The village is not mentioned in later literature and even is confused as being a human and gnome settlement in the 3rd edition campaign setting. Perhaps so few visitors visit it and return, having perished in Durlag’s Tower, that very few outside of it know precisely who lives here. In any case, it likely has remained a very small village up into the current day. With the village being off of any major trading route there is very little reason to believe it would have enough reason to have significantly grown in this period.
The halflings of this village likely only see visitors for brief visits. Their lives therefore very much revolve around their community and the other halflings they know. While a few halflings each year here will get wanderlust and go about travelling on their own, most young halflings are content with remaining in the village and raising a family of their own. So the community is probably pretty insulated.

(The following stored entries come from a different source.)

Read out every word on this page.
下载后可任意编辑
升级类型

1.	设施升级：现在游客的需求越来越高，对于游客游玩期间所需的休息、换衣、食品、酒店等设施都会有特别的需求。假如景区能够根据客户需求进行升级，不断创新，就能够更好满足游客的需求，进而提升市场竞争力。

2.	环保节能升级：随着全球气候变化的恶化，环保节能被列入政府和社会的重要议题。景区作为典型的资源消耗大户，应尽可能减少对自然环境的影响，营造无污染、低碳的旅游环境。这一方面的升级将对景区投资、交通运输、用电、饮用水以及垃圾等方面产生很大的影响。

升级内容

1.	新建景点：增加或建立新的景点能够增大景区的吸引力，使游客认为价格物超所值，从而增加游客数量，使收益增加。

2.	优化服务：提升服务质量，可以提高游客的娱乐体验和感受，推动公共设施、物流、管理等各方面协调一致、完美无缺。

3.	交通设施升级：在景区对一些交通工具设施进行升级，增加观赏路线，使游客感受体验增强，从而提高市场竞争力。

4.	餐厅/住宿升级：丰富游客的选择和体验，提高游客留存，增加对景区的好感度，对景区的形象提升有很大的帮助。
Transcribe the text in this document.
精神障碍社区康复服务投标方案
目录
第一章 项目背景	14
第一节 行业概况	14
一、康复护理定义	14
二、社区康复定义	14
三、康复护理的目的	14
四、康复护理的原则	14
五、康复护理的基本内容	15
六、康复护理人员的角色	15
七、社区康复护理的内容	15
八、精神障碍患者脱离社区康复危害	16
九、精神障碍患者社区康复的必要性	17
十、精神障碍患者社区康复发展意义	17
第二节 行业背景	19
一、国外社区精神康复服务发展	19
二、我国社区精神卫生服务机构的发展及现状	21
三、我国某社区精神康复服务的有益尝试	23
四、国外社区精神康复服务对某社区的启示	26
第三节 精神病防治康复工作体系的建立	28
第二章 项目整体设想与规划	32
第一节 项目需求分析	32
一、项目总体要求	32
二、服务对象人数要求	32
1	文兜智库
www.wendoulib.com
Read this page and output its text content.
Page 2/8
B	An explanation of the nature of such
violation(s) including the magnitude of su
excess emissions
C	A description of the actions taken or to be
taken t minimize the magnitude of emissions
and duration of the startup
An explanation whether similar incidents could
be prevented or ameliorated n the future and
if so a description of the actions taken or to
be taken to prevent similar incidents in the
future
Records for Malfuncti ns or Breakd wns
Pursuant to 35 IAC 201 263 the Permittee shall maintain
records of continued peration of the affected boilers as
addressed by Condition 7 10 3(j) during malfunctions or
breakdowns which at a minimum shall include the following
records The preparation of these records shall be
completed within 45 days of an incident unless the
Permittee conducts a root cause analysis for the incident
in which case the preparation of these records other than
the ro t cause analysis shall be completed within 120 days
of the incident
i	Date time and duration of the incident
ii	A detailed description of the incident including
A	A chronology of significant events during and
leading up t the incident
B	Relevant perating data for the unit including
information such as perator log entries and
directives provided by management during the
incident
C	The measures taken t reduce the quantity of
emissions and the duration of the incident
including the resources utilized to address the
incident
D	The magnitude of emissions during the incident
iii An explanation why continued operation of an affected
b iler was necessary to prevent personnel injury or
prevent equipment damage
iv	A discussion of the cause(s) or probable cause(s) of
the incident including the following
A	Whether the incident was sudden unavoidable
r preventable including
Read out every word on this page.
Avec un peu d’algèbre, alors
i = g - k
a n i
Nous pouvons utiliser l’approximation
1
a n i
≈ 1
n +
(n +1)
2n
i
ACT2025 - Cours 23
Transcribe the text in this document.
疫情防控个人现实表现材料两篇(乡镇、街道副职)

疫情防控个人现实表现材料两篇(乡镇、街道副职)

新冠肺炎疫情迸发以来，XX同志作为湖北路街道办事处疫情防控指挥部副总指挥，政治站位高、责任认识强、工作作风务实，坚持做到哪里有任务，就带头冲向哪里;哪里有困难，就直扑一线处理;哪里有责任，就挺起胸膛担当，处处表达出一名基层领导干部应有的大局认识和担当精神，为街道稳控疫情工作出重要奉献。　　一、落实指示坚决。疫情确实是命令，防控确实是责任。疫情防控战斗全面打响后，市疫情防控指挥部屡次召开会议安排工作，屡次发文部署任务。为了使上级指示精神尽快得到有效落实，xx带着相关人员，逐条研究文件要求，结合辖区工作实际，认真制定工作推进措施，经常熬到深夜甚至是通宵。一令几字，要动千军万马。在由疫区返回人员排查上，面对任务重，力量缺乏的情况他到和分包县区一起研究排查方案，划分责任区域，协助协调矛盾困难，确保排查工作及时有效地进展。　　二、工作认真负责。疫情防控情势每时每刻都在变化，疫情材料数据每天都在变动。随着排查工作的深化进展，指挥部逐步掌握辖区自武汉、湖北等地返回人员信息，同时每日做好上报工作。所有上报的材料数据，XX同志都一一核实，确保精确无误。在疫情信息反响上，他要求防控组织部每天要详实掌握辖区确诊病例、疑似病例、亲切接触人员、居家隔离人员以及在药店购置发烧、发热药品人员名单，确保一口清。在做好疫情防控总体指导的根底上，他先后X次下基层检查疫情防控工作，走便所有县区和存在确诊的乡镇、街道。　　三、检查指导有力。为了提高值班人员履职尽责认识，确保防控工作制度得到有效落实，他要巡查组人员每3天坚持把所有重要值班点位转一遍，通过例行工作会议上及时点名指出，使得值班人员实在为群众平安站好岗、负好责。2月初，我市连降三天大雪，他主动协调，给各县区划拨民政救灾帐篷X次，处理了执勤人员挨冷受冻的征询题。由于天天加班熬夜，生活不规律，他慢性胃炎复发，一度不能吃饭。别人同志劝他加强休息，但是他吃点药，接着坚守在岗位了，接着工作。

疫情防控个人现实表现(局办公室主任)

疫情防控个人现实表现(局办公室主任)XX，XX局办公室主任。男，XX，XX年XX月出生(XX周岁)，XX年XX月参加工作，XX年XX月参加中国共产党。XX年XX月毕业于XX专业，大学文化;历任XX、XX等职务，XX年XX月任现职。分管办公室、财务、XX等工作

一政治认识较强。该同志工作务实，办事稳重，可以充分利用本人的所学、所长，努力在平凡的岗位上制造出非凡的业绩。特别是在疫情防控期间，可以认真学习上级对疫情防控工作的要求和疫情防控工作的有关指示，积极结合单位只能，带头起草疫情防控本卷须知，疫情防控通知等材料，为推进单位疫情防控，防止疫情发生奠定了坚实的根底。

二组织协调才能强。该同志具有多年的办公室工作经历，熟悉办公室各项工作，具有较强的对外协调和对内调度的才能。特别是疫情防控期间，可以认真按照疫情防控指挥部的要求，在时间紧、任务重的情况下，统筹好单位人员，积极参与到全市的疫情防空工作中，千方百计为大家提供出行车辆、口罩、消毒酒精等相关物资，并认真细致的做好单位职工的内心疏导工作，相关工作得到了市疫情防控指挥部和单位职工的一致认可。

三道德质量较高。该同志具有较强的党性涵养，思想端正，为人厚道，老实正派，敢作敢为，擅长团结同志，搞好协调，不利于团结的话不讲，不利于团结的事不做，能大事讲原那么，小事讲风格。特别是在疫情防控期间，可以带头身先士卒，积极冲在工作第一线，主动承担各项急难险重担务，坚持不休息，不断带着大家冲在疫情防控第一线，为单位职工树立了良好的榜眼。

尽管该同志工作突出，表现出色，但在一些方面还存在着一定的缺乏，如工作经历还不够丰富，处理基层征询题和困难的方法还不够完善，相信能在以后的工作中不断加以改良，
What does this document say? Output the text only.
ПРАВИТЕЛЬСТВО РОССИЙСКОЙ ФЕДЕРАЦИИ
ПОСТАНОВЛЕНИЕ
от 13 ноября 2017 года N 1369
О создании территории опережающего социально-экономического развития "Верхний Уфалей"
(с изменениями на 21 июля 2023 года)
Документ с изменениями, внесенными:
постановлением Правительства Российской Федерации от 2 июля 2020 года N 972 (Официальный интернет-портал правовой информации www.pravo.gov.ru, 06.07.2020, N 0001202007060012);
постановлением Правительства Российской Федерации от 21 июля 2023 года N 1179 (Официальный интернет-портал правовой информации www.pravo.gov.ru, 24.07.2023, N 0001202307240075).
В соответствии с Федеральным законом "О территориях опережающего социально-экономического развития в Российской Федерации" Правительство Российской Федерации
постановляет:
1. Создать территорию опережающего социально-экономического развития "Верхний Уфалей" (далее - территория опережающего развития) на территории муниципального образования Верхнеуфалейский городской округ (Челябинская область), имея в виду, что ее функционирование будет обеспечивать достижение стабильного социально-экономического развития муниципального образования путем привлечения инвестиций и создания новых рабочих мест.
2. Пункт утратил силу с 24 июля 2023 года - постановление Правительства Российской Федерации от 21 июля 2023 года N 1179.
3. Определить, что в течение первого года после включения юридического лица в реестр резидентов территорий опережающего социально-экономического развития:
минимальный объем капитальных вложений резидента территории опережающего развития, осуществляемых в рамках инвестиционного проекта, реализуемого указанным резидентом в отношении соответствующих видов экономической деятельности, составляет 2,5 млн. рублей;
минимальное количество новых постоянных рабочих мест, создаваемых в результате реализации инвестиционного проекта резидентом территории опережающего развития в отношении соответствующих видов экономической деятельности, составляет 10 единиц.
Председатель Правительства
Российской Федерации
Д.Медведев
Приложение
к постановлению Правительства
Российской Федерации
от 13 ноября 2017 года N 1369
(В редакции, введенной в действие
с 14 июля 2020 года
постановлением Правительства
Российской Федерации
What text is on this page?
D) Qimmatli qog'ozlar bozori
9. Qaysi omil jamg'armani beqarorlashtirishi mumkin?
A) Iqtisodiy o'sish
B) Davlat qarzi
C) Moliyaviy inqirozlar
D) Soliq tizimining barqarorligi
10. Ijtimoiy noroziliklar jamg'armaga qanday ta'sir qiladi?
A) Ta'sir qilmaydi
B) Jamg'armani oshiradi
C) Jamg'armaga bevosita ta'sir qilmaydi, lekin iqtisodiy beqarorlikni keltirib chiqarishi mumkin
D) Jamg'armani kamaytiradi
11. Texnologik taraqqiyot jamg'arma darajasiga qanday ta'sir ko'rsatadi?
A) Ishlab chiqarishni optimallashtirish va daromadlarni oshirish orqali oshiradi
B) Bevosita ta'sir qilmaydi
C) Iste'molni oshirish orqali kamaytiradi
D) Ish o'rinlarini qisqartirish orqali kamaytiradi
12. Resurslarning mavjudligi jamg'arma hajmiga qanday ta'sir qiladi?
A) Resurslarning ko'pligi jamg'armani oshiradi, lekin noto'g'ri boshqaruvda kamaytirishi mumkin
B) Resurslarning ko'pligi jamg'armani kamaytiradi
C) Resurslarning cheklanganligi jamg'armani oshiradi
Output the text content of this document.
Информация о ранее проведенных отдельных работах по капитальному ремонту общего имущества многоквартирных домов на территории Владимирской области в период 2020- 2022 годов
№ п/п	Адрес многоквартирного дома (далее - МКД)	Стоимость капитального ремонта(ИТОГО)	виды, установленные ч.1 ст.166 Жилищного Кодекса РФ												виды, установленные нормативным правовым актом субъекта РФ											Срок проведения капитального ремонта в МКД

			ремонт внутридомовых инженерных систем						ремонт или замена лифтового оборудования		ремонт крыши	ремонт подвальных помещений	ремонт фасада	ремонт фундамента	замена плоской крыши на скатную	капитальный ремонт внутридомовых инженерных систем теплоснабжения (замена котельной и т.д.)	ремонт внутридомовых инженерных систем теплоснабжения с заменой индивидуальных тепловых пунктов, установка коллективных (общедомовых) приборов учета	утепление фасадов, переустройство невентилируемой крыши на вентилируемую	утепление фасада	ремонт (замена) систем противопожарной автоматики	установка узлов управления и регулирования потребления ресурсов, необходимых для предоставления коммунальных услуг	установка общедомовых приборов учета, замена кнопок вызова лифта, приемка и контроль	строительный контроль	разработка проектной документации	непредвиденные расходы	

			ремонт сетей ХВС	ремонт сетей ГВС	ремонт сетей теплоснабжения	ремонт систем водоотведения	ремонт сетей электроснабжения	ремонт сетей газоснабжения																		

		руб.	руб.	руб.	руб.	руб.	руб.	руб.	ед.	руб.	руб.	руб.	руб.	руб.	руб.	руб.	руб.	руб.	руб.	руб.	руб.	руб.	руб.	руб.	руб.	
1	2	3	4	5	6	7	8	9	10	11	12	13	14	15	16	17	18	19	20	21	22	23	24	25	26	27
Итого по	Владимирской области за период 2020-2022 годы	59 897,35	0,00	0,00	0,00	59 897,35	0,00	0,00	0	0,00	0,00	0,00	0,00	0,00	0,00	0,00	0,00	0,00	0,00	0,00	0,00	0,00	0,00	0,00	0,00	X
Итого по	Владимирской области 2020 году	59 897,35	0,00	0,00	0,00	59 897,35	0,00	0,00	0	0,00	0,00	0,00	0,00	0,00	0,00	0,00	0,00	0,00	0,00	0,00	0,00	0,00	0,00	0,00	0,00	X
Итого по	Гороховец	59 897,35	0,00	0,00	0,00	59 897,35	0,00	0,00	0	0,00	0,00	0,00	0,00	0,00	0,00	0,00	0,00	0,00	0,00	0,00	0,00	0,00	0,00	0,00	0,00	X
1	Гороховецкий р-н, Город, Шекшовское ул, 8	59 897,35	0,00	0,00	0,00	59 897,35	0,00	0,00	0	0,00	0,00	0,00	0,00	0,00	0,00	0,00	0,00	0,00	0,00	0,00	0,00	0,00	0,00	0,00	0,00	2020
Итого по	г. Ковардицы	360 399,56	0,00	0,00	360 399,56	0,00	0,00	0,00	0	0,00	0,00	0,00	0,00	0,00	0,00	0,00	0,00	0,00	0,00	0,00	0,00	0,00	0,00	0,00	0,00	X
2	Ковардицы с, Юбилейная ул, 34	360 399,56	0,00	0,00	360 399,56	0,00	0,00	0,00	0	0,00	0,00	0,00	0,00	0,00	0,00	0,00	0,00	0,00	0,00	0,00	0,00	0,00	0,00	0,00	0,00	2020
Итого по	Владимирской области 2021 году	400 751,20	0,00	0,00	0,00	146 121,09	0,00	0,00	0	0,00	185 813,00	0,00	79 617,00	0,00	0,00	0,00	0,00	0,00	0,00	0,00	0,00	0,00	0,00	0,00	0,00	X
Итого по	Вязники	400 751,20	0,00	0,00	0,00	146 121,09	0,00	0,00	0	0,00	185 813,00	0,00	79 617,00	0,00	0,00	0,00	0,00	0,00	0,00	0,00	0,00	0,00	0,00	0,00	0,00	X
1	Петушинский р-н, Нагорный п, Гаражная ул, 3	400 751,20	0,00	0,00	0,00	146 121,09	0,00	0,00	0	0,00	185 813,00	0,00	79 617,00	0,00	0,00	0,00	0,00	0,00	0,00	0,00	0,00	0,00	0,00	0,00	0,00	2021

How Can I Use It in My Campaign?
Gullykin could be an interesting starting point for a low-level campaign. Perhaps you had heard tales of the ruins of the Firewine Bridge and wanted to check them out for yourself, or perhaps you simply had heard of this halfling village and decided to mount an expedition here to see what local treasures there were to be had. Perhaps they even heard of the wild magic zone in the area and came to investigate it for themselves.
A higher level campaign, of course, can use this as a pitstop before they enter Durlag’s Tower.
If you are looking to run Durlag’s Tower in 5E there are two Adventurers League modules that cover it – DDAL05-08: Durlag’s Tower and DDAL05-09: Durlag’s Tomb. These 5th edition adventures are for parties of level 11 to 16.